Khana cocina un arroz con carne para nosotros mientras prepara roti, el pan que
comen en la India.
Nos saca una
cacerola con arroz a la encimera y nos dice que es para nosotros. Está
buenísimo, tenemos hambre y un rato después la cacerola reluce y Khana la mira
sorprendida. Recojo los platos y friego todo, las dos mujeres se miran y
sonríen, no están acostumbradas a ver a un hombre haciendo labores de casa y
menos a un blanco.
Esa tarde
descansamos y vamos al super donde se supone podremos comprar una tarjeta de
teléfono. En África no es como en Europa, un puesto de madera en mitad de la
calle puede hacerte una tarjeta de teléfono. En este caso la compras por menos
de un euro en el supermercado y en un puesto que hay dentro la recargan. A
veces simplemente te la dan, otras tiene que vincularla a un pasaporte. Sheila
ha traído el suyo y lo escanea, pero justo la sim que nos vende está rota.

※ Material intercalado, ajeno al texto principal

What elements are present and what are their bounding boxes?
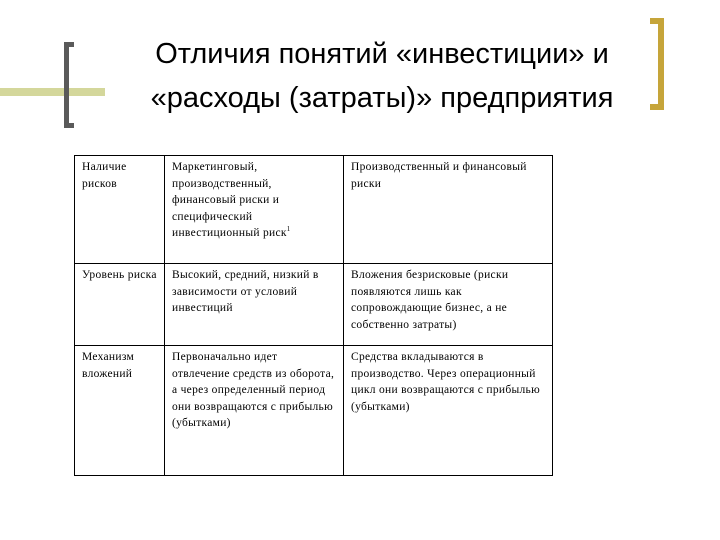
slide-title-line-1: Отличия понятий «инвестиции» и [155, 38, 609, 70]
expenses-cell: Средства вкладываются в производство. Через операционный цикл они возвращаются с прибылью (убытками) [344, 346, 553, 476]
expenses-cell: Производственный и финансовый риски [344, 156, 553, 264]
expenses-cell: Вложения безрисковые (риски появляются лишь как сопровождающие бизнес, а не собственно затраты) [344, 264, 553, 346]
left-bracket-decoration [64, 42, 74, 128]
investments-cell: Высокий, средний, низкий в зависимости от условий инвестиций [165, 264, 344, 346]
table-row [75, 346, 553, 476]
row-label-cell: Уровень риска [75, 264, 165, 346]
slide-title [92, 32, 672, 120]
investments-text: Маркетинговый, производственный, финансовый риски и специфический инвестиционный риск [172, 161, 287, 239]
row-label-cell: Наличие рисков [75, 156, 165, 264]
footnote-marker: 1 [286, 225, 291, 234]
row-label-cell: Механизм вложений [75, 346, 165, 476]
table-row [75, 264, 553, 346]
table-row [75, 156, 553, 264]
investments-cell: Первоначально идет отвлечение средств из оборота, а через определенный период они возвращаются с прибылью (убытками) [165, 346, 344, 476]
comparison-table [74, 155, 553, 476]
investments-cell [165, 156, 344, 264]
accent-bar [0, 88, 105, 96]
slide-title-line-2: «расходы (затраты)» предприятия [150, 82, 614, 114]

Resulta que no le deja registrar otra con ese pasaporte y no entienden que no
hemos registrado nada porque la sim está rota. Una hora después regresamos a
casa sin tarjeta.
Hoy Hamza está
de boda y llega de noche, nosotros trabajamos en la cocina y nos muestra un
pollo que ha hecho Khana para nosotros, él se va a la cama que está cansado y
nos desea buenas noches. Si el arroz estaba bueno, el pollo es un manjar. Ese
radio se ha roto en el lugar exacto. Nos vamos a la cama flotando de la suerte
que hemos tenido.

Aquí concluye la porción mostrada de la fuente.